After clicking on URLs on these phishing SMSes, victims were deceived into providing their Internet banking details on fraudulent websites.
Victims later found that new payees were added to their bank accounts and unauthorised transactions were made.
Bank customers who clicked on the links in the SMS were redirected to a non-DBS website, such as posb-dbs-sg.org, posb-dbs-protect.com, posb-dbs-firewall.com, posb-dbs.com and dbs-posb.com.
In the statement, the police reiterated that two other variants of phishing scams have been observed since Nov 14 last year.
In the first variant, the scammers would post fake job advertisements on popular classified websites such as Gumtree to recruit surveyors, food and beverage staff members or order assistants.
Those who applied for these jobs via the e-mail address directwarehousestock @ gmail.com would receive an e-mail from derbysinfo @ gmail.com, stating that they were accepted for the job.
Victims would then be asked to provide personal information like their bank account details.
Precautions to take
- a) Be alert and always verify the details in messages from banks.

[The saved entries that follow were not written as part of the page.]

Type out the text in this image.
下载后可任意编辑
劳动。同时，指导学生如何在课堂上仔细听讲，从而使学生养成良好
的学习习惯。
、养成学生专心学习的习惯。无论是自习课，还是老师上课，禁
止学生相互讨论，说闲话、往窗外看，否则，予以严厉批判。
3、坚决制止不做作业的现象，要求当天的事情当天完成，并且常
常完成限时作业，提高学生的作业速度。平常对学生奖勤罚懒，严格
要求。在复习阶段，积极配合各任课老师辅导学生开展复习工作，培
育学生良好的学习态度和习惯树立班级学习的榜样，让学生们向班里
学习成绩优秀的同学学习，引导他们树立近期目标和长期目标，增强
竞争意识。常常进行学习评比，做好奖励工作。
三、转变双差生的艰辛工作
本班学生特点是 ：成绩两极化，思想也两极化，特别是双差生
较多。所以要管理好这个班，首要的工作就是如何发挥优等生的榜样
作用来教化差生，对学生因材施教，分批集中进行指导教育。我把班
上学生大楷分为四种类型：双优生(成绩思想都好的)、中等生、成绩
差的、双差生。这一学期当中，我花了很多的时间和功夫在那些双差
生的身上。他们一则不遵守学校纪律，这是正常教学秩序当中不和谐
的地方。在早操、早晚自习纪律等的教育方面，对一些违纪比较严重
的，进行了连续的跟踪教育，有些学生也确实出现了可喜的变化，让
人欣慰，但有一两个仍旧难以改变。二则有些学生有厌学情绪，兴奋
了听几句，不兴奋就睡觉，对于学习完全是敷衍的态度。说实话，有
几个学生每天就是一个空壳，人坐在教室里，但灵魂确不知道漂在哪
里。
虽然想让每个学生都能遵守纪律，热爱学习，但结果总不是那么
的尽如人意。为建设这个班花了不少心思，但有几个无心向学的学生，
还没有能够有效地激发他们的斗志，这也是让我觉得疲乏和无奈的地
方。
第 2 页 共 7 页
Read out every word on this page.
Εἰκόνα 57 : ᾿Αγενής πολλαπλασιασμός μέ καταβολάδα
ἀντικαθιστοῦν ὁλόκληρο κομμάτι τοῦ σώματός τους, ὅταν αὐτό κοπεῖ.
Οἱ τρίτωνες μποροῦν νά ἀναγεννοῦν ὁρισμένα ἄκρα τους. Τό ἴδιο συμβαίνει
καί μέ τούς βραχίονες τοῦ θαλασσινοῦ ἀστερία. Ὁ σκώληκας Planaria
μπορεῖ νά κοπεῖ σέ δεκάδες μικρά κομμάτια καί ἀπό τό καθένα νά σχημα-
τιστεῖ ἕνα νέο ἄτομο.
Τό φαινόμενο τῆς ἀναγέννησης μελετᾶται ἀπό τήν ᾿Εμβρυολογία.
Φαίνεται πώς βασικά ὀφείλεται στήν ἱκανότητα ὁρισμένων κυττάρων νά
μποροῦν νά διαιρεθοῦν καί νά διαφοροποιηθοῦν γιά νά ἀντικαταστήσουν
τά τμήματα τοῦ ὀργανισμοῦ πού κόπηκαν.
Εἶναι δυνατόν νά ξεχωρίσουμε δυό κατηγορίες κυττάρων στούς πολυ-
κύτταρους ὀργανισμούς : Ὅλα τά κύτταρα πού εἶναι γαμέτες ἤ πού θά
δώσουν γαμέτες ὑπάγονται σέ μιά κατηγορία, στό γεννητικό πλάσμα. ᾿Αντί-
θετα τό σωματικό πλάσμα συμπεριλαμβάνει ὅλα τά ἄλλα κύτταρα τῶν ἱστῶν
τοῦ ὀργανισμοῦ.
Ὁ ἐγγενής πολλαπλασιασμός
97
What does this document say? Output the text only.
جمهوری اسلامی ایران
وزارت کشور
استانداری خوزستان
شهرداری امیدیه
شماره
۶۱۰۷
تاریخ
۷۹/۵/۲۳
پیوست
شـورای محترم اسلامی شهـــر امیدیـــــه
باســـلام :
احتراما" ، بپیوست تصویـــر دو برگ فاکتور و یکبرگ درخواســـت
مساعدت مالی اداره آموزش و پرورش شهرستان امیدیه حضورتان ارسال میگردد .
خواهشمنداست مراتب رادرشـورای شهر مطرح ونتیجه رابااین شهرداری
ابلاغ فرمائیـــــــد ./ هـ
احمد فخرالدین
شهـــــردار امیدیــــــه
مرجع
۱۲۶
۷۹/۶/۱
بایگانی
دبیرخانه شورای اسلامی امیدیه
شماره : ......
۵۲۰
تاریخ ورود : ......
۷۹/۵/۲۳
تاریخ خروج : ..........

Always check that the message reflects your intended actions and do not proceed with or authorise suspicious transactions.
- b) Do not click on the URL links in the phishing SMSes and beware of phishing websites that may look genuine. Always type the full URL of the bank (e.g. www.dbs.com.sg or www.posb.com.sg) into the address bar or use the official mobile banking application to ensure that you are using legitimate banking services.
- c) Do not disclose your Internet Banking details such as account username, Personal Identification Number (PIN) or One-Time Password (OTP) to anyone through phone, e-mail or SMS - including bank staff or law enforcement officers.
- d) Never reply to unsolicited SMSes or e-mails. Responses to such SMSes or e-mails could be used by fraudsters to trick users into providing information or performing unwanted actions.
- e) Call your bank using the hotline published on the bank's website if you notice unknown transactions appearing in your account or to verify if your bank account has been locked. Do not call the numbers provided in the phishing SMSes.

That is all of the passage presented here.